Balance is also a key ingredient for eating "well". Too much of anything can damage your health, even if it's carrots or greens. Even if you choose to avoid meats, there are other sources available for protein and iron. Don't miss out on essential vitamins and nutrients. If you stop paying attention to the foods you buy, grow and harvest, then your health will suffer.
Stop eating fast food
There are 50 million Americans who eat fast food on a daily basis. And 1/3 of them consume fast food more than two times per week (Statisticbrain.com). These are huge numbers. And the numbers do not only show unhealthy eating habits, they also reflect and industry that holds weight with our economy. We need to realize that what we eat has consequences that reach far outside the stomach.
Even if you find yourself pressed for time or forced to make a drive through run, try to order something healthy. A lot of these restaurants are now offering more nutritious options. But honestly, they should be avoided at all cost. If you don't know already, get to reading our post on why organic food is so important.
Sugary soda drinks are also a serious health risk. They are currently the largest source of added sugars in Americans diets. This unhealthy habit can even lead to consuming (on average) up to 35 pounds of extra sugar per year! If you visualize that for just a minute, your stomach should hurt. It's disgusting.
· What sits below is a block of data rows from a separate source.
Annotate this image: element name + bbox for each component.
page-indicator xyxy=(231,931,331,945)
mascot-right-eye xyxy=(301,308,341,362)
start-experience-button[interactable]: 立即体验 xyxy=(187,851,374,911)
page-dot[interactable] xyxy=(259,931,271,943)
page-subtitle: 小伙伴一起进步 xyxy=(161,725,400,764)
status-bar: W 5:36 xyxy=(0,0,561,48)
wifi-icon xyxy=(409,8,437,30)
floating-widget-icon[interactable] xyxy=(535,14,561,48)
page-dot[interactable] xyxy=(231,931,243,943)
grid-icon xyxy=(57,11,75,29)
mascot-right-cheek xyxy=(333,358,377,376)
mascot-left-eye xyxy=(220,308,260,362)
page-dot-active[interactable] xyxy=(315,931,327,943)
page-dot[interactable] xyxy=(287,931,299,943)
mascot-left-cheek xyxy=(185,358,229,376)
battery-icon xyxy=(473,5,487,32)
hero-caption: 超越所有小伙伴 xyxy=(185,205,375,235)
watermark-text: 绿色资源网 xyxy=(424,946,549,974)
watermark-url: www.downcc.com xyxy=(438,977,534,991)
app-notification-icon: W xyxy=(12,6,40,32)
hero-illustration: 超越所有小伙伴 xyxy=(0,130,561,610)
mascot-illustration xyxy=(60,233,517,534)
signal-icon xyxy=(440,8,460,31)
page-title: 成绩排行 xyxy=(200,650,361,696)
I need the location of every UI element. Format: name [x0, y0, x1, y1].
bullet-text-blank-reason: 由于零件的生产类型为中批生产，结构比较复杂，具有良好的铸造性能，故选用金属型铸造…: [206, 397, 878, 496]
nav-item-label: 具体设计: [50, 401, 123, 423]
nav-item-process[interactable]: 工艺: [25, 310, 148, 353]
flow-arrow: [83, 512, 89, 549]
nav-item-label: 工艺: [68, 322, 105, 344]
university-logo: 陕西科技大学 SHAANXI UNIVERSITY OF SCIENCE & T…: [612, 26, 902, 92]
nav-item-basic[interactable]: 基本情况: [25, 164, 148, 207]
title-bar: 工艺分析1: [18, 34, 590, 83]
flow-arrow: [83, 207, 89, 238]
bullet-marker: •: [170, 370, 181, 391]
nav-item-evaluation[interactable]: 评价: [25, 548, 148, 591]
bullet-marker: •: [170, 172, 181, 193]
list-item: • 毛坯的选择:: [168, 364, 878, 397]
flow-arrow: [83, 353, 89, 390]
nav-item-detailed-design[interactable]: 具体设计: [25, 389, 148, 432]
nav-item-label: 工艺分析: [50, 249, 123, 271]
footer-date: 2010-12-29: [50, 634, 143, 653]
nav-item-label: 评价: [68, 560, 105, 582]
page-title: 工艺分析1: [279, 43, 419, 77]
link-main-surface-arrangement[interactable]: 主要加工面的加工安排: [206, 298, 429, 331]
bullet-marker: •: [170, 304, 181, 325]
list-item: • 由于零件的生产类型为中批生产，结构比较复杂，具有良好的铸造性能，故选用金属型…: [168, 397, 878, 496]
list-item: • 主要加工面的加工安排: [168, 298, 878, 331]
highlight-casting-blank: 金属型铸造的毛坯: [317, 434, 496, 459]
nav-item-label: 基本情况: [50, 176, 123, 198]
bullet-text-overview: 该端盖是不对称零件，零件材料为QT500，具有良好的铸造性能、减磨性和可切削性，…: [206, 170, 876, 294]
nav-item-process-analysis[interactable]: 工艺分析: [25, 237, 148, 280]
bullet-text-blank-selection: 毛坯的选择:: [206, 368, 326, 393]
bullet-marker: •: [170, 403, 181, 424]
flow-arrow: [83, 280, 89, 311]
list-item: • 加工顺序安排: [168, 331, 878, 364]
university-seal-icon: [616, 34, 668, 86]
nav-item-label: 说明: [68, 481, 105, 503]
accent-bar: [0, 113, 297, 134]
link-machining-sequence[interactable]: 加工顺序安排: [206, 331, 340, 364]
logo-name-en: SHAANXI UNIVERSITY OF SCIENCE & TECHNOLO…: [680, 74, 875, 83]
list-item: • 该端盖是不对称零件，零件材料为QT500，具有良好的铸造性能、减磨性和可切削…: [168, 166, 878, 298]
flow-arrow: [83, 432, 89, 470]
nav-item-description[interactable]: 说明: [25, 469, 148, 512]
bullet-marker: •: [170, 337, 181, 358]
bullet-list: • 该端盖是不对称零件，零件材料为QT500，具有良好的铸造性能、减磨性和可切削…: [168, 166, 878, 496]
"For the first time, The 2015Dietary Guidelines suggest limits on how much added sugar people should consume. And they continue to encourage people eat more fruits, vegetables, nuts, seafood and whole grains" (Politico.com). The Dietary Guidelines Advisory Committee suggests that Americans consider both environmental and health affects of their food choices. The committee even goes as far as suggesting smaller, local governments weigh the benefits of adding taxes to unhealthy and sugary foods.
We say why not skip the coca-cola, bacon cheese burger and fries all together? Take a drive to your local farmer's market instead. If you have time for a drive-thru, then you have time for a drive to a different location. There are other options for food that are just as "fast". Pre-planning and conscious grocery shopping can help avoid last minute drive-thrus. And investing in your own health and your local small businesses (like farms) means you are contributing to the world's sustainability. And you're providing you and your family with the real, organic nutrients needed to thrive.
The infographic below will help you to better understand how a community's overall health and eating decisions can effect economies and growth. There are many variables. But across the board, if health suffers in anyway, it always leads to the same thing - lower GDP rates per capita (an unhealthy economic decline for everyone).
The next time you feel too busy to actively invest in your health, take a deep breath and stop. Put the car keys down and look to your pantry, refrigerator and Grow.Bar. No matter what greens you are growing, chances are good they are ready for harvest soon. Find a way to incorporate them into what you already have stocked at home (see our Grow.Blog Recipes for more inspiration).
So often we hear people say they have "nothing to eat" in the house. Although, there are probably at least a few basic elements hidden in the pantry. Be creative, be healthy and contribute to your global community.
Pre pack meals or make extra to have leftovers. Try to avoid letting you and your family slip into unhealthy habits. Be mindful of what you eat, how you purchase and grow your food and start reaping the benefits of truly investing in your health.